03 juillet 2013   •  
Écrit par Fisheye Magazine
L'ouverture des Rencontres d'Arles

Cette semaine, à Arles, une phrase résonne en boucle : “J’adore la photographie.” Une bonne entrée en matière pour échanger avec les curateurs, photographes, galeristes et autres professionnels qui ont rejoint la cité arlésienne pour l’ouverture des Rencontres. C’est un peu le Festival de Cannes de la photo : les vernissages, les rencontres, les débats et les projections s’enchaînent à un rythme frénétique et ensoleillé. Il faut l’avouer, on avait été un peu déçus par les éditions précédentes, mais, cette année, la programmation est plus alléchante. Même si le thème noir et blanc laissait craindre une programmation très classique, de belles surprises nous attendent.

Et la première est Une histoire américaine : la rétrospéctive du photographe et cinéaste américain Gordon Parks (1912-2006). C’est le premier journaliste à réaliser un reportage sur un gang d’Harlem (1948), le premier photoreporter noir à intégrer le magazine Life et le premier réalisateur afro-américain à percer à Hollywood  avec Shaft (1971). La commissaire de l’exposition, Alessandra Moro, nous confie son admiration pour le photographe : “C’est un artiste qui s’investissait à fond dans son travail. Il avait une vraie proximité avec les personnes qu’il photographiait. Il a immortalisé les leaders noirs américains, mais il était aussi le parrain d’une des filles de Malcom X. On l’a même accusé d’être un espion !” Et toute la carrière du photographe est parsemée d’incroyables histoires. “Quand Ingrid Bergman a rencontré Roberto Rossellini, c’est Gordon Parks qu’elle a choisi pour témoigner de son histoire d’amour avec le cinéaste.“, nous raconte Alessandra. 

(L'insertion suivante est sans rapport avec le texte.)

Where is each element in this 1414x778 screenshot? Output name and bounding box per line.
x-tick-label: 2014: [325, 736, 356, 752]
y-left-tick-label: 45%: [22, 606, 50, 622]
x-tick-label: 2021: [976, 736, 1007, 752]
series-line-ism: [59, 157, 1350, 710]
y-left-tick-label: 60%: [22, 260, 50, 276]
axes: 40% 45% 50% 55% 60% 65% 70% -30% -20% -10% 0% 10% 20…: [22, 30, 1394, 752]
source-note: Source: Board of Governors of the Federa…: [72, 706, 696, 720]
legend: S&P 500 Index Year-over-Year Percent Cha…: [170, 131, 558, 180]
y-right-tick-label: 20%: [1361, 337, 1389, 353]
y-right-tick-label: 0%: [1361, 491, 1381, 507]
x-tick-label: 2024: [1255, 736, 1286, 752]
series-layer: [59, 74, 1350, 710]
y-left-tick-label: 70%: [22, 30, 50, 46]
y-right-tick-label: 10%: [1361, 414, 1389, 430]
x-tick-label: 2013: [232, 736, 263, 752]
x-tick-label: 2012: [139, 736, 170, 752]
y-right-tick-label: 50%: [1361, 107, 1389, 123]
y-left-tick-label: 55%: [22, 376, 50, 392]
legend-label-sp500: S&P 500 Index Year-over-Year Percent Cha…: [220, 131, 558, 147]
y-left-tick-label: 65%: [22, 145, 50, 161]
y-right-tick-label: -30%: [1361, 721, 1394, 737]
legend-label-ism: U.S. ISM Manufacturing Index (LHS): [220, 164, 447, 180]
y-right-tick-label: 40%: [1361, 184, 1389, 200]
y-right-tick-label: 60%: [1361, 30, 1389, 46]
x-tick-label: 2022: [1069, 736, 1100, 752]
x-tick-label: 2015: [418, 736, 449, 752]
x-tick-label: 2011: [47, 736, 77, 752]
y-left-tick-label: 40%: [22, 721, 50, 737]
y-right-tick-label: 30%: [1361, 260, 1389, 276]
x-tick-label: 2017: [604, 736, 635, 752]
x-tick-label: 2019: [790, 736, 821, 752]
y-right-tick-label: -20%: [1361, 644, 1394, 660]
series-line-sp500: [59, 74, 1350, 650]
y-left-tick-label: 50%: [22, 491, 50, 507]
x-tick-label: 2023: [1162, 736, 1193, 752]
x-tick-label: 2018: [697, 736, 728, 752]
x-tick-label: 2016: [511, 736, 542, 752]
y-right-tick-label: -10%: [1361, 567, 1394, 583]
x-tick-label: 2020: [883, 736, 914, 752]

L’artiste est aussi écrivain, et chacune des séries présentées à l’expo est introduite par un texte du photographe. On découvres ses images, sur la situation des Noirs en Amérique, sur une famille d’Harlem et sur les gens de pouvoirs. Il y a aussi trois salles de projection, dont une qui diffuse son célèbre film, Shaft

Alors si vous faites un tour à Arles pendant l’été, on vous conseille vivement cette expo. J.L.

ARLMSC5702

Gordon Parks : une histoire américaine, exposition présentée aux Rencontres d’Arles, au Magasin Électrique, Parc des Ateliers, jusqu’au 22 septembre.